Thursday, March 20, 2008

OIC Summit and Dakar Declaration

The declaration produced at the end of the Organization for the Islamic Conference summit in Dakar, Senegal, had a good deal to say about UN Security Council resolutions.

The Leaders of Muslim countries hereby renew their pledge to preserve world peace and security, one of the OIC's objectives, and thus to fully adhere to the United Nations' key mission in this regard as well as international legality as a rule for all without any political double standards.

This is the reason why we proclaim, once again, our resolve to make sure that the Ummah's entire causes prevail in accordance with resolutions adopted in this regard by the Islamic Conference and the United Nations.

From this standpoint, in order to ensure just and lasting peace in the Middle East, we reaffirm solemnly the need to comply with all Security Council resolutions on Al Quds, an issue for which the OIC was established, and on the inalienable rights of the Palestinian people to establish an independent state within internationally guaranteed borders.

Given this emphasis on the importance of UN resolutions, perhaps it was not surprising that the declaration makes no mention of Kosovo.

Americans seem surprised about the lack of formal recognition from most Arab and Muslim countries. The crux of the issue was summed up by an Indonesian who noted that his country--and many others--had no problem with the idea of an independent Kosovo or even with eventual recognition--but their reaction was guided by the manner in which it had come about.

Kosovo was discussed at the summit and on its sidelines, but perhaps in one direction that Washington may also not have anticipated: Kashmir. The leader of the Kashmiri delegation to the summit, Mirwaiz Omar Farooq, noted:

The recent declaration of independence by Kosovo is like a whiff of fresh air... We welcome this new member nation and hope that entire international community in general and the OIC in particular will stand in solidarity with the people of Kosovo. The people of Kashmir stand encouraged by this historic development.

(But Pakistani Foreign Minister Inam-ul Haque did stress that any final settlement on Kashmir would have to be mutually acceptable to all parties).

The Indian Foreign Ministry responded, "The OIC has no locus standi in matters concerning India's internal affairs, including Jammu and Kashmir, which is an integral part of India. We strongly reject all such comments ..."

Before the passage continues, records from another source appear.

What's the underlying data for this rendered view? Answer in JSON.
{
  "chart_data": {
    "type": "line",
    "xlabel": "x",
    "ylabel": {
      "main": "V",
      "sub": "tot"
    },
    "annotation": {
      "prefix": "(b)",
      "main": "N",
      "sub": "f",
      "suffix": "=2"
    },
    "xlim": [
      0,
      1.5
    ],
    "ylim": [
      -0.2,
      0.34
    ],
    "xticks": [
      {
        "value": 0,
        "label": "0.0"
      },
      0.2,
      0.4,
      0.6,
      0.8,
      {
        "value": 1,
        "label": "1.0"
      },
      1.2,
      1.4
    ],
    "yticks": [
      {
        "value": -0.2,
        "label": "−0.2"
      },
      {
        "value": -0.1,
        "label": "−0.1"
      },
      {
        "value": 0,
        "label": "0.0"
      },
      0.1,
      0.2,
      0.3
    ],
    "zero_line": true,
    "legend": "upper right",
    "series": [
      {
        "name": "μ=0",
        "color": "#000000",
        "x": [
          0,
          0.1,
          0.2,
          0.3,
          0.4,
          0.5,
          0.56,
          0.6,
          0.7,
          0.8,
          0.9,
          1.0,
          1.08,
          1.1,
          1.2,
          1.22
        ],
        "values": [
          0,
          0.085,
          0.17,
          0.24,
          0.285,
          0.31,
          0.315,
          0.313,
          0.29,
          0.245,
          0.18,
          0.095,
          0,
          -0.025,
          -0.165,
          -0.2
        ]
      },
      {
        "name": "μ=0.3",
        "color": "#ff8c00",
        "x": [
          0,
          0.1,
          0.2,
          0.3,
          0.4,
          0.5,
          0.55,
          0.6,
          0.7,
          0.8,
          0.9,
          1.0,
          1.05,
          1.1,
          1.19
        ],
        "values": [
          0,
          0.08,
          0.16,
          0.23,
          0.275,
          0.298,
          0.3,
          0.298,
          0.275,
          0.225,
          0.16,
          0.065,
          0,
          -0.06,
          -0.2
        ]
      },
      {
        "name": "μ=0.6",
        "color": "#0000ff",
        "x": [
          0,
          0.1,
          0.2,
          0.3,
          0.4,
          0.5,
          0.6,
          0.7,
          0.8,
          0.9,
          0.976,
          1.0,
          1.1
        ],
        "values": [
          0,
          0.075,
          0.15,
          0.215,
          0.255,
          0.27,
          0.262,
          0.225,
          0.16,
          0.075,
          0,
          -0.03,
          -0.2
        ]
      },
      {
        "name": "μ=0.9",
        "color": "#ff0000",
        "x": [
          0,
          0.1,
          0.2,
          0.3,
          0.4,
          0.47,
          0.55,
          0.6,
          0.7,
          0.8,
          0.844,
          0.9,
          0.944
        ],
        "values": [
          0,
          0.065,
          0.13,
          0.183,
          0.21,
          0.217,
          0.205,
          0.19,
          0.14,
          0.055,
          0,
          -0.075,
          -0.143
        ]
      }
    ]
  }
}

Many Islamic-majority countries will probably end up recognizing Kosovo at some point--although they may also hesitate given the strong emphasis of many Kosovars of their secular, European identity as opposed to an Islamic one. But if and when they do, they may add caveats about possible precedents--not really caring what U.S. and European diplomats once again said at the Brussels Forum last week--that could create headaches for the U.S. down the line and which Washington still seems unprepared to deal with.

Nick, I disagree with you in general about Kosovo--I think what has happened was the best option amidst a group of bad solutions--and I think it is in Europe's best interests in the long run.

I will agree with you, though, that the US should never have tried to sell this as a positive with the Muslim world or tell Americans that we would get points with Muslim countries for doing this. So I think that the US script should be simple: this is a European matter only.
Nick, I think the Indonesian hit it on the head. Most countries will recognize, at some point. What they don't want to do is rush to give the US legitimacy.
conservative realist:

Kosovo from the start was a US project, EU was like Igor to Dr. Frankenstein. Note that the first inkling of US plans were in the very public warnings of G.H.W. Bush to Yugoslavia on Kosovo.

What I do not understand is what did you guys get for that? Warum?
I mean, do you not have enough enemies in the world? Why add Serbs to it?

And then create a failed narco state in the Balkans? Are you deranged?

Don't many predominently Moslem states have all sorts of religious, sectarian, tribal and cultural divides that are analogous to the situation in Kosovo? Just because they're Muslims doesn't mean that they don't have the same kind of concerns that states like Spain and Greece have.

Sidebar: What has amazed me is the speed with which the Japanese government recognized Kosovo. It did say that it was going in that direction; that should have been enough for the time being. Why did it have to be 26th state to do so, before the G-8 Summit? I see no diplomatic benefits accruing there.
jun okumura:

Japan is a semi-sovereign state; she will do what US tells her to do.
I think in many parts of Asia and Africa and even Latin America there is worry about playing into the hands of a US "coalition of willing" approach that could be used to again justify bypassing UN. But over time there will be more recognitions based on reality of existence of Kosova.